The first two matches were nice, but nothing clicked. Then, she matched me with John. She found him by engaging in some deep social-media digging. Hearing the story from John’s perspective was interesting, to say the least. There he was, going about his day, and then he gets this personal message from a matchmaker suggesting that he meet a client of hers because she thought we’d make a great match (in part because we’re both foodies). She DM’d him on Instagram to ask whether he was single and looking for a long-term relationship. It took him a day to respond, to get over the shock of it. When he did, he told her he was ready. But my matchmaker didn't make it that easy for him — first, she had to go on a date of sorts with him herself, to make sure he was the kind of guy I was looking for. As he later told me, she asked him many of the same questions she asked me — relationship history, family dynamics and more. He passed her test, and she gave him my number after filling me in on their meeting.
He called a few days later, and we chatted for about 45 minutes. Conversation flowed easily between us.
After, still weary of the dating near-misses and jaded, I worried that our instant connection could be attributed to the fact that he’s a native Angeleno, well trained in small talk in the land of shallow conversations. (He later told me that he attributed our ease of chatter to the fact that I’m a professor of communication and that I teach effective communication strategies for a living.)

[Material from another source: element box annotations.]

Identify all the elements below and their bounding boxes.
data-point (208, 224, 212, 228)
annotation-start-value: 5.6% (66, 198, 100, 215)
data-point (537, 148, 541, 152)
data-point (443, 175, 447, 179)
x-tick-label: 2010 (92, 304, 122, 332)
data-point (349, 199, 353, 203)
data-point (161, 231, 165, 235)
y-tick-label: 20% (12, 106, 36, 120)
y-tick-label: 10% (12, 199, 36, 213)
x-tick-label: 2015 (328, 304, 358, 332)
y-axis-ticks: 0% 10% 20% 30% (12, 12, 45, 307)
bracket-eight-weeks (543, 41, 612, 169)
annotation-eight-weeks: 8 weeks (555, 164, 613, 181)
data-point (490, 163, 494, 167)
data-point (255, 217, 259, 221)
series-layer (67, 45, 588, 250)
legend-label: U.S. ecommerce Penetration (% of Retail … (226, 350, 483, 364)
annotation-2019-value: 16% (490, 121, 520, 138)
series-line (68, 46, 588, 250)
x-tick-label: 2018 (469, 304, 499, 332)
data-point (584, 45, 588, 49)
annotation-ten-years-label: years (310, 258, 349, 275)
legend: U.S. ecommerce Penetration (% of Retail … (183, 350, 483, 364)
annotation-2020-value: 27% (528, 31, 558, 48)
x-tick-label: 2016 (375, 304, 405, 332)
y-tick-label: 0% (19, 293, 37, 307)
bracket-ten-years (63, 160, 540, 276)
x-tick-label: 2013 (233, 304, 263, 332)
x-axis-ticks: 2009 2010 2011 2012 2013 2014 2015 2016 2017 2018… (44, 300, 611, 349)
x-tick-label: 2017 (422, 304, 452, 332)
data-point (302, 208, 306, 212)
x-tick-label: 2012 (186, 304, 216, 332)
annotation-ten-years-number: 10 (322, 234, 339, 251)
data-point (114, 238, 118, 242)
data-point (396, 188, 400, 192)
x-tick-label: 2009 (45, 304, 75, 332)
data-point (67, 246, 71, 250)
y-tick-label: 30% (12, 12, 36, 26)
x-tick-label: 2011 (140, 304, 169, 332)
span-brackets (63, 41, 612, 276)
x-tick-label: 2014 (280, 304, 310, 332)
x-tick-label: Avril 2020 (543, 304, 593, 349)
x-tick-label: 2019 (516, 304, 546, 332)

A few days before our first date, I went for a pedicure after months of neglecting my toenails. It was then that I realized how invested I was in making a good first impression.
We met for coffee at Grand Central Market. It was a strategic choice on his end. Later on, he shared how he chose a central location so we could extend our date if there was chemistry between us. And chemistry there was. We ended up spending the day together. He brought me to the Last Bookstore on Spring Street, with a stop at a favorite mural: “Pope of Broadway,” featuring actor Anthony Quinn. We walked through Pershing Square while discussing ’90s alternative rock music that defined our youth.
The ease of interaction we experienced on the phone was alive and well during this face-to-face encounter. It was easy to sense his thoughts from the get-go. His expressive blue eyes never failed to cue me in on how he really felt about certain issues. When I see my own reflection in them nowadays, as talk has turned to marriage, I see the love and tenderness he feels toward me. This thing we have is real.
It feels like we were always meant to be together.
Hiring a matchmaker was a gamble, but I needed a guide to the complicated twists and turns that make up dating in the 21st century in a massively sprawling city like L.A. We sometimes muse about whether we would have met without her help.
It was a gamble, but I’m glad I went all in.
The author is an assistant professor at Cal Poly Pomona.